Staying in this January with resolutions to write more? Here’s a guide to some insightful, inspiring docs that get inside the mind of Plath, Ballard, Burroughs and more
Haven’t you always wanted to enter the mind behind your favourite novel? Writers are shy, reclusive and drink nervewracking amounts of coffee – they’re not easy to get to know. If you have designs on becoming one, you may want an insight on their process, their obsessions and how they sculpt their stories. But maybe your favourite authors are dead, or live a life of solitude. That’s where these documentaries come in, all of them available now on YouTube.
Learn more about the mind behind your favourite dystopian visions. Celebrated for his so-called urban disaster trilogy (Concrete Island, High-Rise, Crash), Ballard here walks us through his 50-year-spanning career, including the controversy surrounding the release of Crash, about which one reviewer said: “This author is beyond psychiatric help. Do not publish.” On top of his interest in the unsettling connection between eroticism and car crashes, Ballard talks about his fascination with urban landscapes, motorways, multi-storey car parks and abandoned hotels – the building blocks of the fictional worlds you fell in love with. Time to re-read High-Rise.
The award-winning Canadian author of The Handmaid’s Tale is the subject of this BBC Imagine doc, in which she talks about coming up in a world of male writers during a time of deep gender inequality. As one talking-head puts it: “She just blew away all of the borders, all the shut doors, she just blew them all open.” Atwood herself zeroes in on the timeliness of The Handmaid’s Tale, a cautionary tale about the misuse of power, which rings true in 2017 for obvious reasons. This is the story of the literary pioneer’s life and work across seven decades.
Turns out the wild wit you find in the pages of Vonnegut is, happily, discernable in the man himself. In this doc, the American author of the darkly satirical Slaughterhouse-Five talks about his 50-year career, reading extracts from his novels in his deadpan drawl. He looks back at his early days of writing for magazines – specifically his back-and-forth correspondence with editors – and how it taught him the craft of storytelling. He also mentions how he introduced comical sci-fi elements into Slaughterhouse-Five. Not an easy thing to do when your book’s solemn subject is the horrific bombing of Dresden in WWII.

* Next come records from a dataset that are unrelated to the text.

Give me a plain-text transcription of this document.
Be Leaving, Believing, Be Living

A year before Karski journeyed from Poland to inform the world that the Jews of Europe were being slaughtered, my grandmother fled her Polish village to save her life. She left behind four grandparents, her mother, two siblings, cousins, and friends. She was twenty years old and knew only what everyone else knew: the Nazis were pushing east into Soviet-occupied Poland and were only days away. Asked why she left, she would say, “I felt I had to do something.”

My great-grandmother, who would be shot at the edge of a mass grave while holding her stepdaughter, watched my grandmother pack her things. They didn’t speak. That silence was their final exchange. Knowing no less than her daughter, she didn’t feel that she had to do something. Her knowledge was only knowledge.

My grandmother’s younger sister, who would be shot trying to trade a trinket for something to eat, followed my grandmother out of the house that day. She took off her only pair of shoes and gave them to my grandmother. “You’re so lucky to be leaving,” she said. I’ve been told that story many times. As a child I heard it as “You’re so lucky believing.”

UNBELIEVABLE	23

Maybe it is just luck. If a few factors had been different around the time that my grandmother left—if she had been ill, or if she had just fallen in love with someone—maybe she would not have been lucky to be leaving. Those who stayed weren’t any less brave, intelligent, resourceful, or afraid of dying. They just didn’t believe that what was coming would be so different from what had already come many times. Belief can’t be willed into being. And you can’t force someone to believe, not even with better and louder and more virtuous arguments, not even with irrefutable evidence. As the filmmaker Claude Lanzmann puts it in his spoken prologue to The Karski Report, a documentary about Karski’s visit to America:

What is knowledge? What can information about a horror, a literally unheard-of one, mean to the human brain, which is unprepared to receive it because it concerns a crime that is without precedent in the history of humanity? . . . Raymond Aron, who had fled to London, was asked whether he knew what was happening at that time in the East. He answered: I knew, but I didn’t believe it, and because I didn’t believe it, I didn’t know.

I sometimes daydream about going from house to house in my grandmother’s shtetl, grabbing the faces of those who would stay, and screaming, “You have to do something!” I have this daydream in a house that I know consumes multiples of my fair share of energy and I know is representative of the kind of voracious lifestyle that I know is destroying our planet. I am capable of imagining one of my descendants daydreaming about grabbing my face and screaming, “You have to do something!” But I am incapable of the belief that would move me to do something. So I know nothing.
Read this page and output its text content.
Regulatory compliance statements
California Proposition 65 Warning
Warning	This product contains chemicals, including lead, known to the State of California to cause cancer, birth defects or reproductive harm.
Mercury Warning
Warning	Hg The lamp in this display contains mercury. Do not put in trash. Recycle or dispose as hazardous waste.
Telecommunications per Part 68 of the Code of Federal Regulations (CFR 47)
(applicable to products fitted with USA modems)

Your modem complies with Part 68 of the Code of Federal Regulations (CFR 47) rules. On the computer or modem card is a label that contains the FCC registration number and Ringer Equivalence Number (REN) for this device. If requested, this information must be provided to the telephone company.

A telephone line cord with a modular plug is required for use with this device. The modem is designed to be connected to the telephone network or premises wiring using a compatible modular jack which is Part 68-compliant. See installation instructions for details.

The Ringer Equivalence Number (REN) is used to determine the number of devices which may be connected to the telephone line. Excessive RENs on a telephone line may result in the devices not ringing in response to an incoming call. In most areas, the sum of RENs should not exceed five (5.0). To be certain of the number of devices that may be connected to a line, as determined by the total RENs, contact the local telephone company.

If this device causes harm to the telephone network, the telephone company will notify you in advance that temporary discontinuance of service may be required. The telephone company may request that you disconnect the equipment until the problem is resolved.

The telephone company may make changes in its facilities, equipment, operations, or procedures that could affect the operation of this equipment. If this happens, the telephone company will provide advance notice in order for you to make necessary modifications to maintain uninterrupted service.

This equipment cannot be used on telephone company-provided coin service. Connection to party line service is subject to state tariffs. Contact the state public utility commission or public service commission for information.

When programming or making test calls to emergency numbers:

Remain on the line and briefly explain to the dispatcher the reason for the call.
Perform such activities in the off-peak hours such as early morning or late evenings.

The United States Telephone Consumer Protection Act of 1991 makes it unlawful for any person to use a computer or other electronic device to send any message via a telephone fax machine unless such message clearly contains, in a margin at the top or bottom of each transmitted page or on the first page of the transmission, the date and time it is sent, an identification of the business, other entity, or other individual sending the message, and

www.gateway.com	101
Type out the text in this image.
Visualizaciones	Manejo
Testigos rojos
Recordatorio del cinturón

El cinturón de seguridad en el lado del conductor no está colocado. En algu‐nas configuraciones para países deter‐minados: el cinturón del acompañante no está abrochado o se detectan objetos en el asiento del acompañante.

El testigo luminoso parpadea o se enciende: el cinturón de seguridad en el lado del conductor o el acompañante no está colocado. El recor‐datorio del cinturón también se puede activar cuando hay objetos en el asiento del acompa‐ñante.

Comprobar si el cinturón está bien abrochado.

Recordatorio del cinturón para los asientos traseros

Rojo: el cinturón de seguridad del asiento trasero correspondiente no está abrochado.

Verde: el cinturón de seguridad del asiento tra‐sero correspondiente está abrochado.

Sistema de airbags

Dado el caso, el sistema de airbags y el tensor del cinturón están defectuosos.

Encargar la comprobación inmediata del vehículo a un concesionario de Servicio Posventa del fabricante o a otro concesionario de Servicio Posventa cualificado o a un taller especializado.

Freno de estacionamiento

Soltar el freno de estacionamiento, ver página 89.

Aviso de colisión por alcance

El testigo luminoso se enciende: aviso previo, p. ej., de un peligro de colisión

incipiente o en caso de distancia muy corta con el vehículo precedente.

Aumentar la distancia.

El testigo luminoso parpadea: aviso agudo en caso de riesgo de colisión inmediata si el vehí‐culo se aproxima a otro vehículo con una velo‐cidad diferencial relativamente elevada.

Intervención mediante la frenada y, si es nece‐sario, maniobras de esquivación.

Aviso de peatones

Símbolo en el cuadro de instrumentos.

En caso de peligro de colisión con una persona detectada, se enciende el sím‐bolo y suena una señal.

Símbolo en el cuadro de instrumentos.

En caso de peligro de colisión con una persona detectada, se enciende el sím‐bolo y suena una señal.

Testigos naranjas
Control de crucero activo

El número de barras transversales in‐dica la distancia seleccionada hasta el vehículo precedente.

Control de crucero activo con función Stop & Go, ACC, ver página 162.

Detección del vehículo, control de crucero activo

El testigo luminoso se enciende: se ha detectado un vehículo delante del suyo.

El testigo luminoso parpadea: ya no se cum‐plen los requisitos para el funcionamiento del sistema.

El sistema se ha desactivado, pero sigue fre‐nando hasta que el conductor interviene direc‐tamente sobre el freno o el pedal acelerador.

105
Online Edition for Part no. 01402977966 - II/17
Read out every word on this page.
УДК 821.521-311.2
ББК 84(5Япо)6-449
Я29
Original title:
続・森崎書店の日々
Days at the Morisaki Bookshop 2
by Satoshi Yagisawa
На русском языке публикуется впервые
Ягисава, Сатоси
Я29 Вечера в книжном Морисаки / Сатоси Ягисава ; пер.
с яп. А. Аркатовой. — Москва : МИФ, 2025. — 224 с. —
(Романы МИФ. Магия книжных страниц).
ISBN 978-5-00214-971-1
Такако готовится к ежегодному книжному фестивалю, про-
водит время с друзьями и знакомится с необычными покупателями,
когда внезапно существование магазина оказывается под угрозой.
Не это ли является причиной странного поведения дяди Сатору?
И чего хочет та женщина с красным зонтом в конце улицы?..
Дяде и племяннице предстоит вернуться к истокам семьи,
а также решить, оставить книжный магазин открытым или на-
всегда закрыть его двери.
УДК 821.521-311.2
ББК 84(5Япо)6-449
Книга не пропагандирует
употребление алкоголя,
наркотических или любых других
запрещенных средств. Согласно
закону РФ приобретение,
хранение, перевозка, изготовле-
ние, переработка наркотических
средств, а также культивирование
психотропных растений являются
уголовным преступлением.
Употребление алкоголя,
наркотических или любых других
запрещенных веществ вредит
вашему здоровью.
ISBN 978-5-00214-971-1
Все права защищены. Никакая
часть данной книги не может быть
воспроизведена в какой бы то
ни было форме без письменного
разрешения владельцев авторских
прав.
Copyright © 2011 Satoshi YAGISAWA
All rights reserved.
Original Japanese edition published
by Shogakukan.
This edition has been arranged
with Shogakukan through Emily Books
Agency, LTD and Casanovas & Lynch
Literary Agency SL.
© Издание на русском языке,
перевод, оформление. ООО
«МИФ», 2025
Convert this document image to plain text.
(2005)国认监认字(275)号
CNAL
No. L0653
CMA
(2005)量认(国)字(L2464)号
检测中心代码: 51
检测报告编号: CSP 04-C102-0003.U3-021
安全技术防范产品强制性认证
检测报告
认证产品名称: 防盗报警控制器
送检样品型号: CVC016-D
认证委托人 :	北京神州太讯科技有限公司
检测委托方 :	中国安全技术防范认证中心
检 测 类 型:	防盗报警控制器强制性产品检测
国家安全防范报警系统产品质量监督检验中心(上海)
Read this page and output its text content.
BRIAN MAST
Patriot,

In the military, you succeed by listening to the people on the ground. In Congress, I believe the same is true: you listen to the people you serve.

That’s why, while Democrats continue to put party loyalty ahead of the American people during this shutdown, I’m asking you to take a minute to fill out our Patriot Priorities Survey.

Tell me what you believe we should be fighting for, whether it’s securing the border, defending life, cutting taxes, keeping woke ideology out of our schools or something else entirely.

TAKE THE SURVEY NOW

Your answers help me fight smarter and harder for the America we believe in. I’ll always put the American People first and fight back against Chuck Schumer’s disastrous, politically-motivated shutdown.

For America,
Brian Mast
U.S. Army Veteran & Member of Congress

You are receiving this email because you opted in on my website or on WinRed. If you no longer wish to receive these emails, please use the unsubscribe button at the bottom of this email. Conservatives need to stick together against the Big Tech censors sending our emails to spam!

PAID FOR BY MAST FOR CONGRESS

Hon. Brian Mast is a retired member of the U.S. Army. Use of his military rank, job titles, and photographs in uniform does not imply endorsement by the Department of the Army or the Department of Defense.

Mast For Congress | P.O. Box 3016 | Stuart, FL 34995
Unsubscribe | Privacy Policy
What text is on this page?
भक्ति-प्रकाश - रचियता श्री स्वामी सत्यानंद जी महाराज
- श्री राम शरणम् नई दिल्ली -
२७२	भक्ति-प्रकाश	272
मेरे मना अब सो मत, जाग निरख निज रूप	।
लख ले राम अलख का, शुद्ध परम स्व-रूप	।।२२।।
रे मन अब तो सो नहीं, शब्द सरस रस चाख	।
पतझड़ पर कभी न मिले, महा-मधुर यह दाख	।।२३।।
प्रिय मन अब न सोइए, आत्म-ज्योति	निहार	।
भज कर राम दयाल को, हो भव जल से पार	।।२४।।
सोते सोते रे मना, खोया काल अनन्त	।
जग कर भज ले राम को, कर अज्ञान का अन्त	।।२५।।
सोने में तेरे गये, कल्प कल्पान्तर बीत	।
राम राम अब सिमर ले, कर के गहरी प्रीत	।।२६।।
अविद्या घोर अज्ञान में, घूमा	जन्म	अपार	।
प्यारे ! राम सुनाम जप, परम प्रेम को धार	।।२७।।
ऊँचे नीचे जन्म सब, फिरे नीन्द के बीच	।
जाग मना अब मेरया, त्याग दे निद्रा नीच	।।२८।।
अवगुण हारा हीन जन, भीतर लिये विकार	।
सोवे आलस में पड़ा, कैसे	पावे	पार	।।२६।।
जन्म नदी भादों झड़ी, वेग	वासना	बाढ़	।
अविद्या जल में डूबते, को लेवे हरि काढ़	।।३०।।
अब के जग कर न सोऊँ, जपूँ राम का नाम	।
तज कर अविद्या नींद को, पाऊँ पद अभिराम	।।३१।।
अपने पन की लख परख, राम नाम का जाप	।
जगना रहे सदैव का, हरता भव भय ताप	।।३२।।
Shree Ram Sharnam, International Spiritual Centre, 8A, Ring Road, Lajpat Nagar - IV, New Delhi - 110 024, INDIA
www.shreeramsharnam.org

This shabby but nevertheless enlightening doc sheds light on how, in her 30 years on this planet, Sylvia Plath was so prolific. With insights from critics and family members, it looks at the life and work of The Bell Jar author, her influences, her influence, and her ability to take mundane material from her everyday life – caring for kids, chopping onions, taking calls – and turning it into extraordinary poetry. As she puts it: “I think my poems come immediately out of the sensuous and the emotional experience.”
In this film, you realise how differently the LA Confidential author sees the world, how he’s drawn to its dark and sordid corners. Ellroy has spent an unhealthy amount of time reading and writing about serial killers and, for him, it’s personal. Here, the crime writer looks into his own mother’s mysterious murder and the unknown killer who was never brought to justice. It reads like one of his novels, littered with short sentences that grab you by the throat. Which is hardly surprising given that his mother’s death is at the heart of every one of those novels. Speaking about her, he reads, “Your death defines my life.”
WILLIAM S. BURROUGHS AND THE BEATS
Lastly, here’s a look at the Beat Generation’s founders, Jack Kerouac, Allen Ginsberg and William S. Burroughs. The doc opens with a question: “The Beat movement – revolutionary thinking or drug-hazed navel gazing?” To answer that question, movie stars Johnny Depp and Dennis Hopper are wheeled in to read, in character, from On the Road (Kerouac) and Naked Lunch (Burroughs). Then Ginsberg himself appears to shed light on the movement, one that was fuelled by an insatiable thirst for “kicks”, celebrating a marginalised way of life, and always, always doing everything their own way.